AI – De que forma o hábito de ouvir música pode fortalecer as relações entre adultos e crianças?

LC – Eu recebo muitos depoimentos de mães que colocam as músicas para crianças dormirem, gestantes e também educadores que trabalham com crianças maiores de cinco, seis anos. Então é algo bom para a primeira infância, desde a gestação, sem dúvida. A mãe que coloca as músicas para o filho desde a gestação vai ter respostas muito melhores para essa questão do sono e, consequentemente, dias mais tranquilos. As músicas também trabalham o desenvolvimento cognitivo e, principalmente, ampliam a ligação destes adultos com a criança. É a música como instrumento da conexão familiar. Meu conselho é usar a música desde a gestação. Esse processo funciona. Além da questão do bem-estar, do sono de qualidade, tem essa valorização do momento do adulto parar, estar com a criança, desacelerar.
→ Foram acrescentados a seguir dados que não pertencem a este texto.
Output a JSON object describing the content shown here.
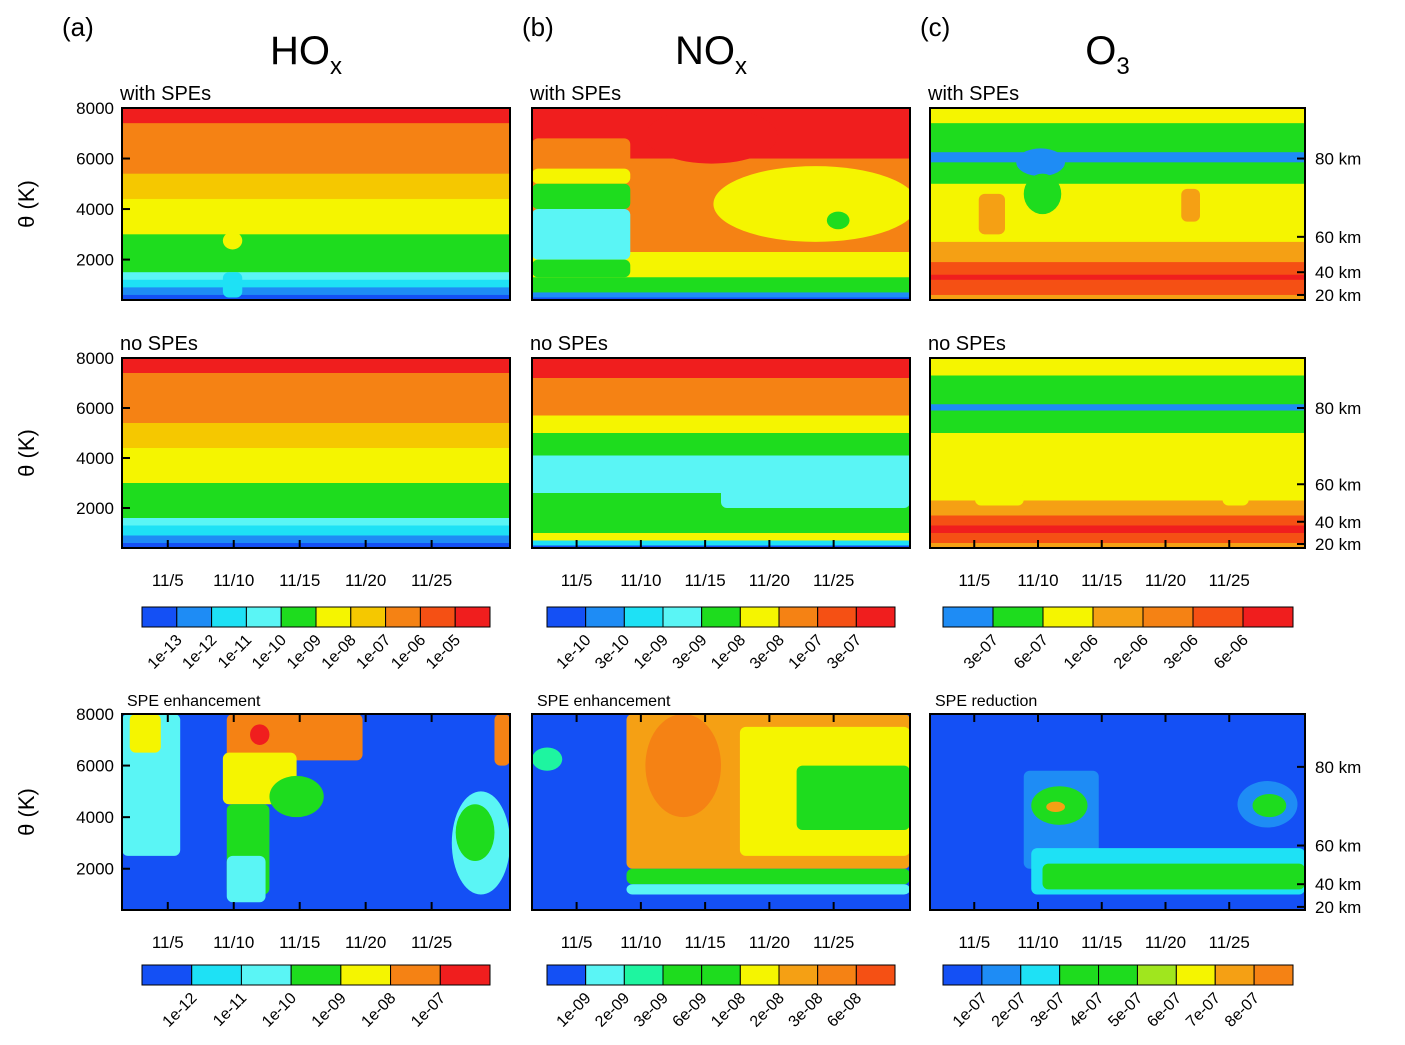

Isso é importante.

AI – E como construir esse hábito?

LC – No início algumas mães colocam no celular, outras gravam um CD e colocam no carro, no quarto. Recomendo que os adultos observem quais as reações das crianças frente aos diversos tipos de música. Acho importante mostrar uma diversidade de estilos porque o objetivo não é só melhorar a qualidade do sono. O meu CD, por exemplo, tem um efeito como um todo, um propósito do início ao fim. E mesmo depois que a criança dorme, as outras músicas podem acompanhar o início do sono porque ela trabalha outras questões.

AI – Você acha que os dias atuais estão piores em relação ao dormir? As pessoas estão sempre correndo e não prestam mais atenção no desacelerar?

LC – Acho que são tempos que as pessoas poderiam voltar mais a atenção para elas mesmas e para suas famílias. Por isso falo que as músicas para ninar não têm apenas o objetivo de estimular o dormir, mas sim trabalhar também a qualidade de vida, o bem-estar e a conexão com a família. Esses momentos estão se perdendo na correria do dia a dia e a música pode ser um instrumento para trazer isso de volta. Eu tenho como objetivo pessoal contribuir com a mudança desse cenário e estimular pessoas a valorizarem esses pontos.

LC – Como tem sido o retorno do público?

Desde que tive a ideia de fazer o Pra Ninar, isso foi crescendo de um modo que eu nem imaginava. No Brasil ainda tem pouca coisa ligado à música e sono. Está começando a melhorar agora. Quando o primeiro volume foi feito, em 2009, era bem carente mesmo de CDs com esse objetivo. Hoje recebo diversas histórias. Uma educadora de Goiânia, por exemplo, fez um musical para bebês baseado nas músicas do CD. É legal que mães falam que quando ouvem lembram da infância, de momentos de criança. Tenho recebido depoimentos dos pais também. No canal no YouTube eu falava muito com as mães, agora mudei o direcionamento e falo para os dois, para adultos que têm crianças no seu cotidiano. Sinto que está mudando essa ideia de tarefa de mãe, tarefa de pai, isso precisa ser mesmo repensado. Estou muito satisfeita com tudo isso, as pessoas estão, aos poucos, descobrindo o poder da música em nossa saúde física e mental e isso é maravilhoso.